Our host Martin Krause of ESEADE explained to us what a self-fulfilling pickle these price controls have gotten the government into. They impose price controls to control inflation, and then demand shoots up while supply dwindles. In response, the government cannot free prices because that would cause inflation to run rampant, which was the original purpose of the price controls. The public, meanwhile, gets used to basic commodities like beef, oil and natural gas at the cotnrolled price. An initial intervention begets more and more intervention in the name of populist good until it all eventually collapses, depressingly amidst recriminations of profiteering and price gouging.

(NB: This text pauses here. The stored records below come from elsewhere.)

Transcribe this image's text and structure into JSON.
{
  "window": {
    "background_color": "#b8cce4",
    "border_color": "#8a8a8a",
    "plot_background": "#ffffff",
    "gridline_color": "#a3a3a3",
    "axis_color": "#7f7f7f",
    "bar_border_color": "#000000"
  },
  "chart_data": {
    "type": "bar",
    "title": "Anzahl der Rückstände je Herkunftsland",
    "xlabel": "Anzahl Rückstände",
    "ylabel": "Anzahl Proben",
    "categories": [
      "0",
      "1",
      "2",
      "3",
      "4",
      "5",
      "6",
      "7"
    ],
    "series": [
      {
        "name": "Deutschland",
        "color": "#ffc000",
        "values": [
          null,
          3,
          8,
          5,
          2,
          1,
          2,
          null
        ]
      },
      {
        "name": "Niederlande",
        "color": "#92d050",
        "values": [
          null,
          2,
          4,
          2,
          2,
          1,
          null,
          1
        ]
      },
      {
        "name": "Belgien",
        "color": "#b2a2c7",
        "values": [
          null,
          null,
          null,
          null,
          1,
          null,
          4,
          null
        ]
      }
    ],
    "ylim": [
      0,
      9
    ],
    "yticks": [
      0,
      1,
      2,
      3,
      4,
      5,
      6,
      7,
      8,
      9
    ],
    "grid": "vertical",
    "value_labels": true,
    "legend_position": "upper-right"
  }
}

Which brings me to IP. Government degradation of IP rights -- be it through weak copyright and patents or tolerance of widespread piracy -- affects the equilibrium of intangibly-based goods in a country just as much as price controls. If the social norm becomes that you pirate your software and pick up your DVD's from street vendors hawking outside the subway, then it follows that like price controlled oil or beef (which is much harder to move out country than IP, by the way), demand will go up and supply will dwindle.
How to avoid the vicious cycle of price controls? In the IP world, I can only think that countries must have native contituencies for IP rights to counter the attractive short-term, but disastrous long-term, policy of non-enforcement and piracy. For Brazil, for instance, the presence of important aircraft manufacturer Embraer, and its host of patented designs and processes, means that Brazilian hostility to patent rights must be tempered, or the country hurts itself. This is not to say that expropriation by indifference or hostility to IP is impossible even with a native creative industries, but at least copyrighted DVD's and patented software are not just creations of "el coloso del norte" that can be demagogued by economically illiterate politicians.